If heat rises, how come snow accumulates on mountains? Why is it colder up there instead of down here? — HG, Grand Prairie, TX

On a local scale, hot air does rise through cold air. That’s because when hot air and cold air are at the same temperatures, the hot air has fewer air molecules per liter than the cold air and so each liter of hot air is lighter than each liter of cold air. In short, hot air is less dense than cold air and it floats upward in cold air. But when hot air rises a long way through the atmosphere, something begins to happen to the hot air. It cools off! That’s because the air pressure decreases with altitude. The air pressure that’s around us on the ground is only present because the air down here must support the air overhead. The air down here must push upward on the air overhead and it does this by developing a high pressure. But as you move upward in the atmosphere, there’s less air overhead and therefore less air pressure around you.

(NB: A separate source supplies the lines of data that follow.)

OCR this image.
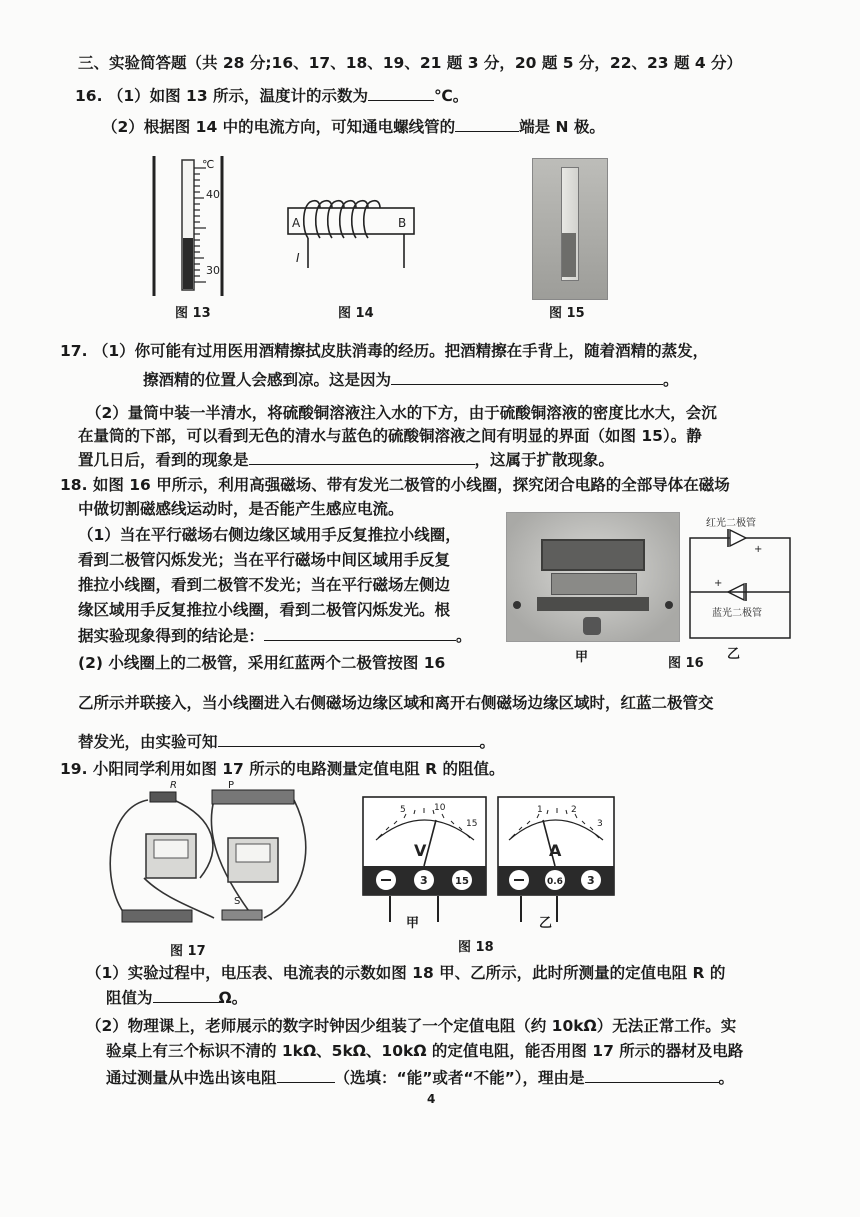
三、实验简答题（共 28 分;16、17、18、19、21 题 3 分，20 题 5 分，22、23 题 4 分）
16. （1）如图 13 所示，温度计的示数为	℃。
（2）根据图 14 中的电流方向，可知通电螺线管的	端是 N 极。
℃
40
30
图 13
A	B
I
图 14	图 15
17. （1）你可能有过用医用酒精擦拭皮肤消毒的经历。把酒精擦在手背上，随着酒精的蒸发，
擦酒精的位置人会感到凉。这是因为	。
（2）量筒中装一半清水，将硫酸铜溶液注入水的下方，由于硫酸铜溶液的密度比水大，会沉
在量筒的下部，可以看到无色的清水与蓝色的硫酸铜溶液之间有明显的界面（如图 15）。静
置几日后，看到的现象是	，这属于扩散现象。
18. 如图 16 甲所示，利用高强磁场、带有发光二极管的小线圈，探究闭合电路的全部导体在磁场
中做切割磁感线运动时，是否能产生感应电流。
（1）当在平行磁场右侧边缘区域用手反复推拉小线圈，
看到二极管闪烁发光；当在平行磁场中间区域用手反复
推拉小线圈，看到二极管不发光；当在平行磁场左侧边
缘区域用手反复推拉小线圈，看到二极管闪烁发光。根
据实验现象得到的结论是：	。
(2) 小线圈上的二极管，采用红蓝两个二极管按图 16	甲
红光二极管
+
+
蓝光二极管
乙
图 16
乙所示并联接入，当小线圈进入右侧磁场边缘区域和离开右侧磁场边缘区域时，红蓝二极管交
替发光，由实验可知	。
19. 小阳同学利用如图 17 所示的电路测量定值电阻 R 的阻值。
R	P
S
图 17
5	10
15
V
3	15
1	2
3
A
0.6 3
甲	乙
图 18
（1）实验过程中，电压表、电流表的示数如图 18 甲、乙所示，此时所测量的定值电阻 R 的
阻值为	Ω。
（2）物理课上，老师展示的数字时钟因少组装了一个定值电阻（约 10kΩ）无法正常工作。实
验桌上有三个标识不清的 1kΩ、5kΩ、10kΩ 的定值电阻，能否用图 17 所示的器材及电路
通过测量从中选出该电阻	（选填：“能”或者“不能”），理由是	。
4
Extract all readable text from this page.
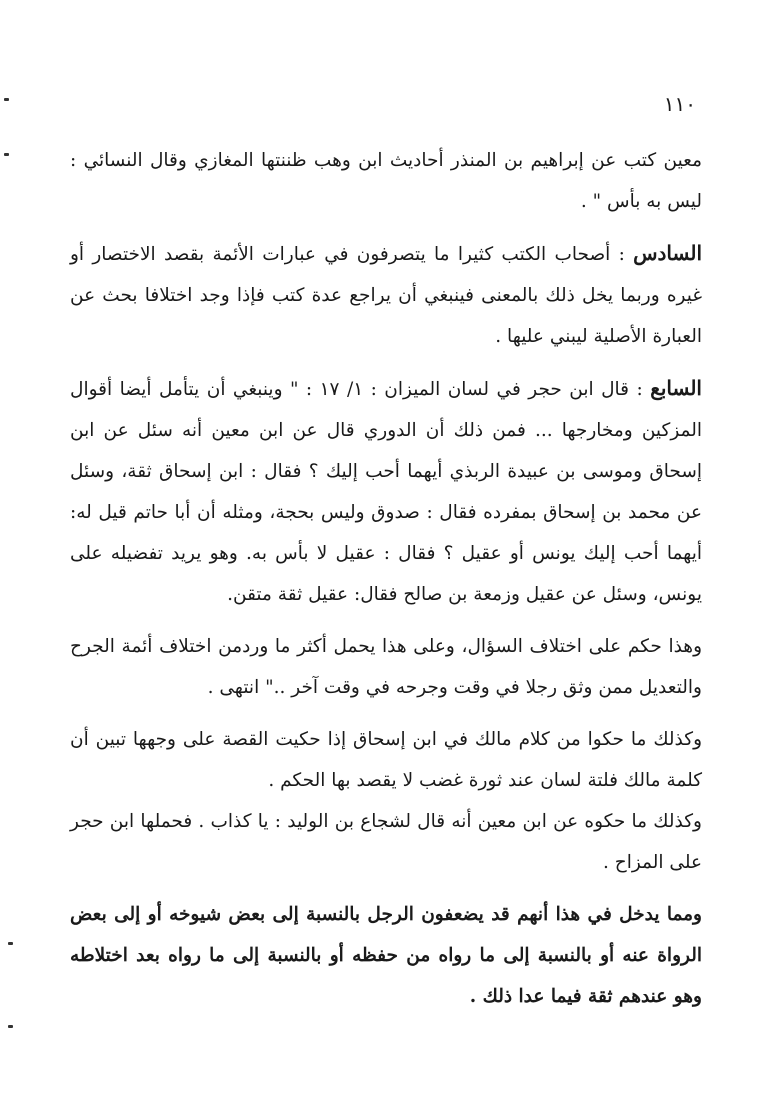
١١٠

معين كتب عن إبراهيم بن المنذر أحاديث ابن وهب ظننتها المغازي وقال النسائي : ليس به بأس " .

السادس : أصحاب الكتب كثيرا ما يتصرفون في عبارات الأئمة بقصد الاختصار أو غيره وربما يخل ذلك بالمعنى فينبغي أن يراجع عدة كتب فإذا وجد اختلافا بحث عن العبارة الأصلية ليبني عليها .

السابع : قال ابن حجر في لسان الميزان : ١/ ١٧ : " وينبغي أن يتأمل أيضا أقوال المزكين ومخارجها ... فمن ذلك أن الدوري قال عن ابن معين أنه سئل عن ابن إسحاق وموسى بن عبيدة الربذي أيهما أحب إليك ؟ فقال : ابن إسحاق ثقة، وسئل عن محمد بن إسحاق بمفرده فقال : صدوق وليس بحجة، ومثله أن أبا حاتم قيل له: أيهما أحب إليك يونس أو عقيل ؟ فقال : عقيل لا بأس به. وهو يريد تفضيله على يونس، وسئل عن عقيل وزمعة بن صالح فقال: عقيل ثقة متقن.

وهذا حكم على اختلاف السؤال، وعلى هذا يحمل أكثر ما وردمن اختلاف أئمة الجرح والتعديل ممن وثق رجلا في وقت وجرحه في وقت آخر .." انتهى .

وكذلك ما حكوا من كلام مالك في ابن إسحاق إذا حكيت القصة على وجهها تبين أن كلمة مالك فلتة لسان عند ثورة غضب لا يقصد بها الحكم .

وكذلك ما حكوه عن ابن معين أنه قال لشجاع بن الوليد : يا كذاب . فحملها ابن حجر على المزاح .

ومما يدخل في هذا أنهم قد يضعفون الرجل بالنسبة إلى بعض شيوخه أو إلى بعض الرواة عنه أو بالنسبة إلى ما رواه من حفظه أو بالنسبة إلى ما رواه بعد اختلاطه وهو عندهم ثقة فيما عدا ذلك .
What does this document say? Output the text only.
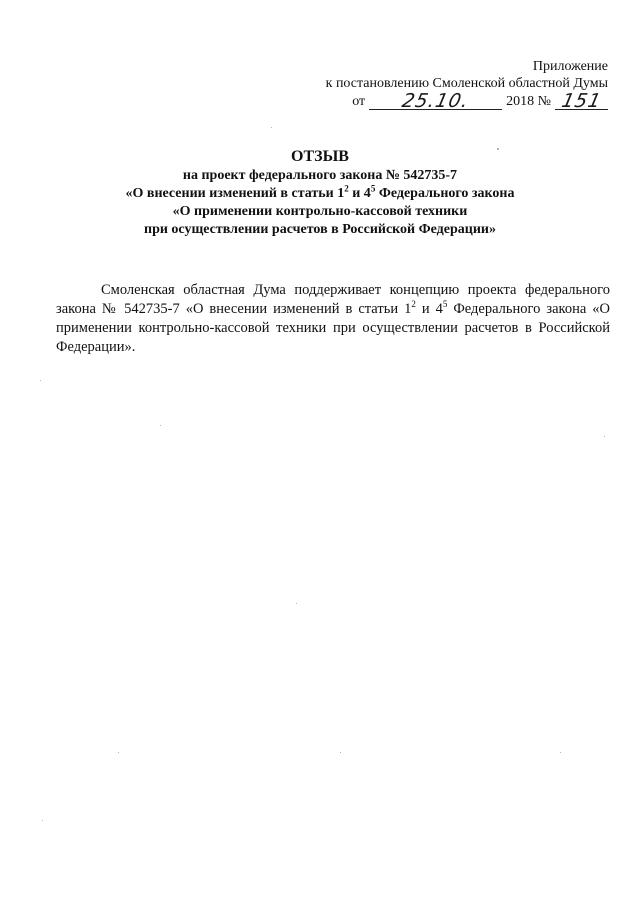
Приложение
к постановлению Смоленской областной Думы
от	25.10.	2018 № 151
ОТЗЫВ
на проект федерального закона № 542735-7
«О внесении изменений в статьи $1^2$ и $4^5$ Федерального закона
«О применении контрольно-кассовой техники
при осуществлении расчетов в Российской Федерации»

Смоленская областная Дума поддерживает концепцию проекта федерального закона № 542735-7 «О внесении изменений в статьи $1^2$ и $4^5$ Федерального закона «О применении контрольно-кассовой техники при осуществлении расчетов в Российской Федерации».
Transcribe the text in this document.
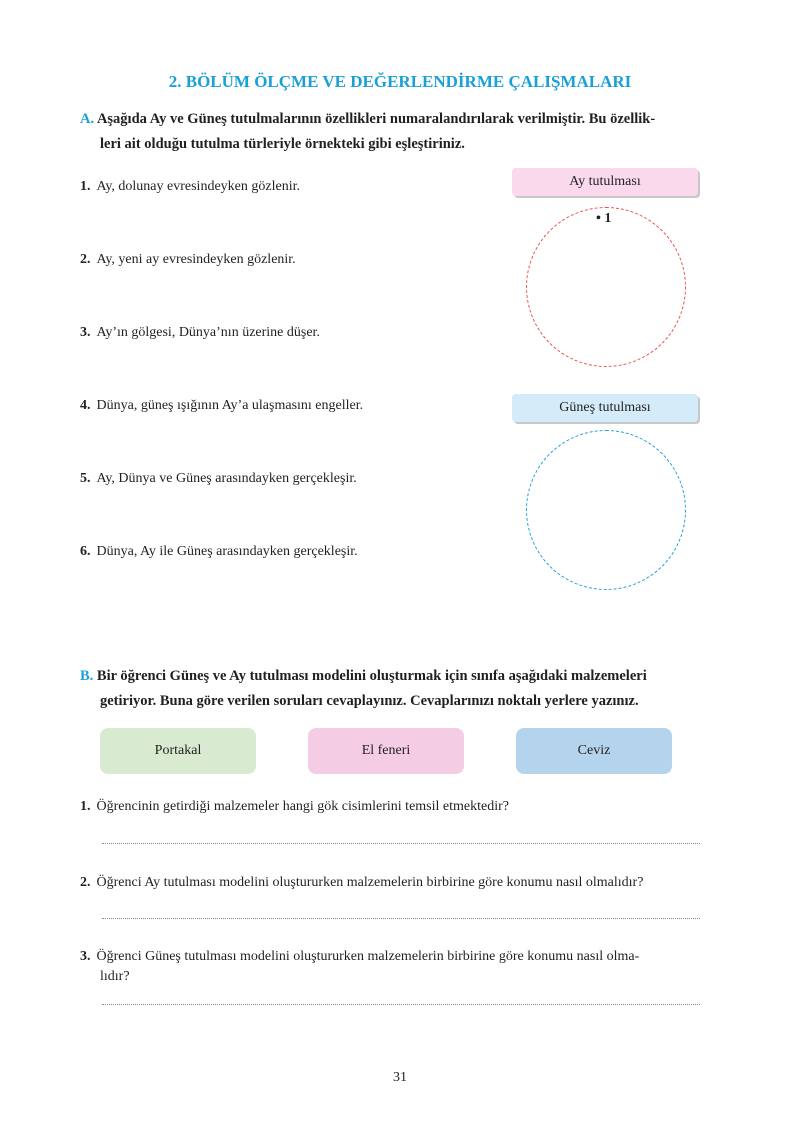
2. BÖLÜM ÖLÇME VE DEĞERLENDİRME ÇALIŞMALARI
A. Aşağıda Ay ve Güneş tutulmalarının özellikleri numaralandırılarak verilmiştir. Bu özellik-
leri ait olduğu tutulma türleriyle örnekteki gibi eşleştiriniz.
1. Ay, dolunay evresindeyken gözlenir.
2. Ay, yeni ay evresindeyken gözlenir.
3. Ay’ın gölgesi, Dünya’nın üzerine düşer.
4. Dünya, güneş ışığının Ay’a ulaşmasını engeller.
5. Ay, Dünya ve Güneş arasındayken gerçekleşir.
6. Dünya, Ay ile Güneş arasındayken gerçekleşir.
Ay tutulması
• 1
Güneş tutulması
B. Bir öğrenci Güneş ve Ay tutulması modelini oluşturmak için sınıfa aşağıdaki malzemeleri
getiriyor. Buna göre verilen soruları cevaplayınız. Cevaplarınızı noktalı yerlere yazınız.
Portakal	El feneri	Ceviz
1. Öğrencinin getirdiği malzemeler hangi gök cisimlerini temsil etmektedir?
2. Öğrenci Ay tutulması modelini oluştururken malzemelerin birbirine göre konumu nasıl olmalıdır?
3. Öğrenci Güneş tutulması modelini oluştururken malzemelerin birbirine göre konumu nasıl olma-
lıdır?
31
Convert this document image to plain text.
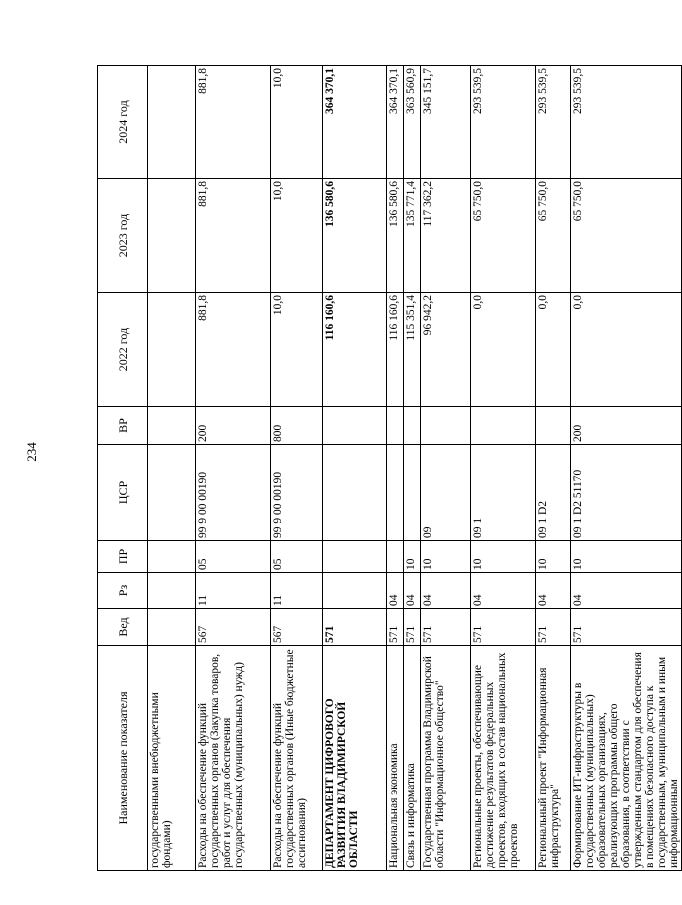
234
Наименование показателя	Вед	Рз	ПР	ЦСР	ВР	2022 год	2023 год	2024 год
государственными внебюджетными фондами)								
Расходы на обеспечение функций государственных органов (Закупка товаров, работ и услуг для обеспечения государственных (муниципальных) нужд)	567	11	05	99 9 00 00190	200	881,8	881,8	881,8
Расходы на обеспечение функций государственных органов (Иные бюджетные ассигнования)	567	11	05	99 9 00 00190	800	10,0	10,0	10,0
ДЕПАРТАМЕНТ ЦИФРОВОГО РАЗВИТИЯ ВЛАДИМИРСКОЙ ОБЛАСТИ	571					116 160,6	136 580,6	364 370,1
Национальная экономика	571	04				116 160,6	136 580,6	364 370,1
Связь и информатика	571	04	10			115 351,4	135 771,4	363 560,9
Государственная программа Владимирской области "Информационное общество"	571	04	10	09		96 942,2	117 362,2	345 151,7
Региональные проекты, обеспечивающие достижение результатов федеральных проектов, входящих в состав национальных проектов	571	04	10	09 1		0,0	65 750,0	293 539,5
Региональный проект "Информационная инфраструктура"	571	04	10	09 1 D2		0,0	65 750,0	293 539,5
Формирование ИТ-инфраструктуры в государственных (муниципальных) образовательных организациях, реализующих программы общего образования, в соответствии с утвержденным стандартом для обеспечения в помещениях безопасного доступа к государственным, муниципальным и иным информационным	571	04	10	09 1 D2 51170	200	0,0	65 750,0	293 539,5
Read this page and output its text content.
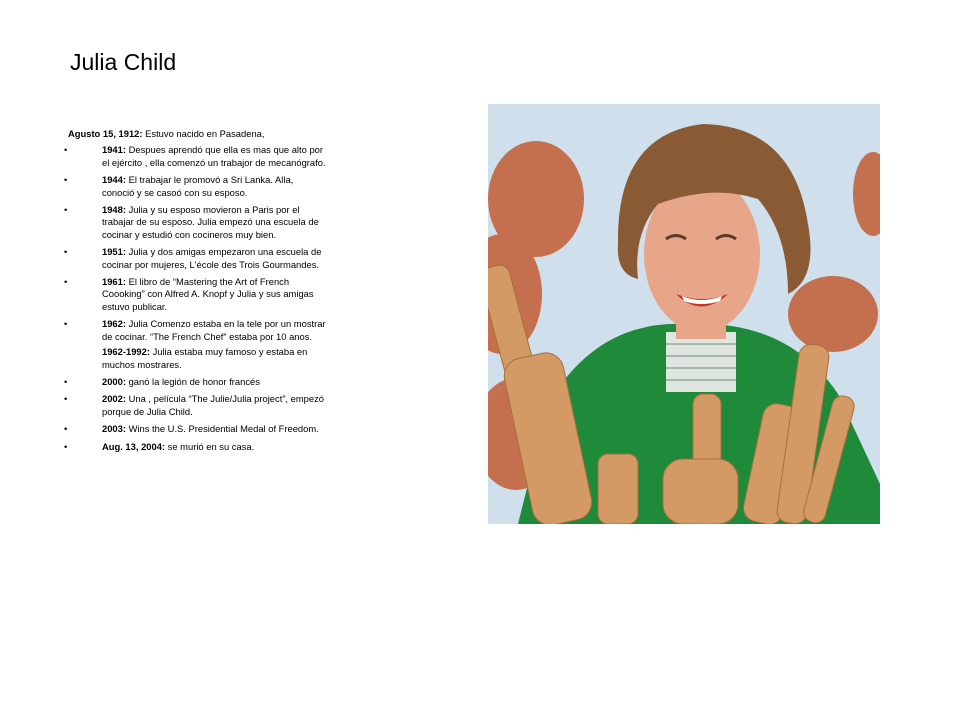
Julia Child

Agusto 15, 1912: Estuvo nacido en Pasadena,

•	1941: Despues aprendó que ella es mas que alto por el ejército , ella comenzó un trabajor de mecanógrafo.
•	1944: El trabajar le promovó a Sri Lanka. Alla, conoció y se casoó con su esposo.
•	1948: Julia y su esposo movieron a Paris por el trabajar de su esposo. Julia empezó una escuela de cocinar y estudió con cocineros muy bien.
•	1951: Julia y dos amigas empezaron una escuela de cocinar por mujeres, L'école des Trois Gourmandes.
•	1961: El libro de “Mastering the Art of French Coooking” con Alfred A. Knopf y Julia y sus amigas estuvo publicar.
•	1962: Julia Comenzo estaba en la tele por un mostrar de cocinar. “The French Chef” estaba por 10 anos.
1962-1992: Julia estaba muy famoso y estaba en muchos mostrares.
•	2000: ganó la legión de honor francés
•	2002: Una , película “The Julie/Julia project”, empezó porque de Julia Child.
•	2003: Wins the U.S. Presidential Medal of Freedom.
•	Aug. 13, 2004: se murió en su casa.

So as the hot air rises upward, the air pressure around it gradually diminishes and the hot air expands. It has to expand because whenever its pressure is higher than the surrounding pressure, its molecules experience outward forces that cause them to spread out. But this expansion process uses some of the hot air’s thermal energy—the hot air must push the surrounding air out of the way as it expands. With less thermal energy in it, the hot air becomes cooler. Dry air loses about 10° C for every kilometer it rises, while moist air loses about 6° or 7° C per kilometer. This cooling effect explains why air at higher altitudes, such as the air on mountains, is colder than the air at lower altitudes, such as the air in valleys.

Furthermore, whenever cold air descends through the atmosphere, it is compressed and its temperature rises! This warming process also increases the air’s water-carrying ability so that it becomes relatively dry. That effect explains the special “Katabatic” winds that blow warm and dry out of the mountains—including the Santa Ana winds near Los Angeles, the Chinook in the Rocky Mountains, the Foehn in the Alps, and the Zonda in Argentina.

How does a refrigerator work? – SK

A refrigerator uses a material called a “working fluid” to transfer heat from the food inside the refrigerator to the air around the refrigerator. This working fluid moves through the refrigerator’s three main components—the compressor, the condenser, and the evaporator—over and over again, in a continuous cycle. I’ll begin as the fluid enters the refrigerator’s compressor, which is usually located on the bottom of the refrigerator where it’s exposed to the room air. The working fluid enters the compressor as a low-pressure gas at roughly room temperature. The compressor squeezes the molecules of that gas closer together, increasing the gas’s density and pressure. Since squeezing a gas involves physical work (a force exerted on an object as that object moves in the direction of the force), the compressor transfers energy to the working fluid and that fluid becomes hotter as a result.. The working fluid leaves the compressor as a high-pressure gas that’s well above room temperature. The working fluid then enters the condenser, which is typically a snake-like pipe on the back of the refrigerator. Since the fluid is hotter than the room air, heat flows out of the fluid and into the room air. The fluid then begins to condense into a liquid and it gives up additional thermal energy as it condenses. This additional thermal energy also flows as heat into the room air.

The working fluid leaves the condenser as a high-pressure liquid at roughly room temperature. It then flows into the refrigerator, then through a narrowing in the pipe, and then into the evaporator, which is another snake-like pipe that’s wrapped around the freezing compartment (in a non-frostfree refrigerator) or hidden in the back of the food compartment (in a frostfree refrigerator). When the fluid goes through the narrowing in the pipe, it’s pressure drops and it enters the evaporator as a low-pressure liquid at roughly room temperature. It immediately begins to evaporate and expands into a gas. In doing so, it uses its thermal energy to separate its molecules from one another and it becomes very cold. Heat flows from the food to this cold gas. The working fluid leaves the evaporator as a low-pressure gas a little below room temperature and heads off toward the compressor to begin the cycle again. Overall, heat has been extracted from the food and delivered to the room air. The compressor consumed electric energy during this process and that energy has become thermal energy in the room air.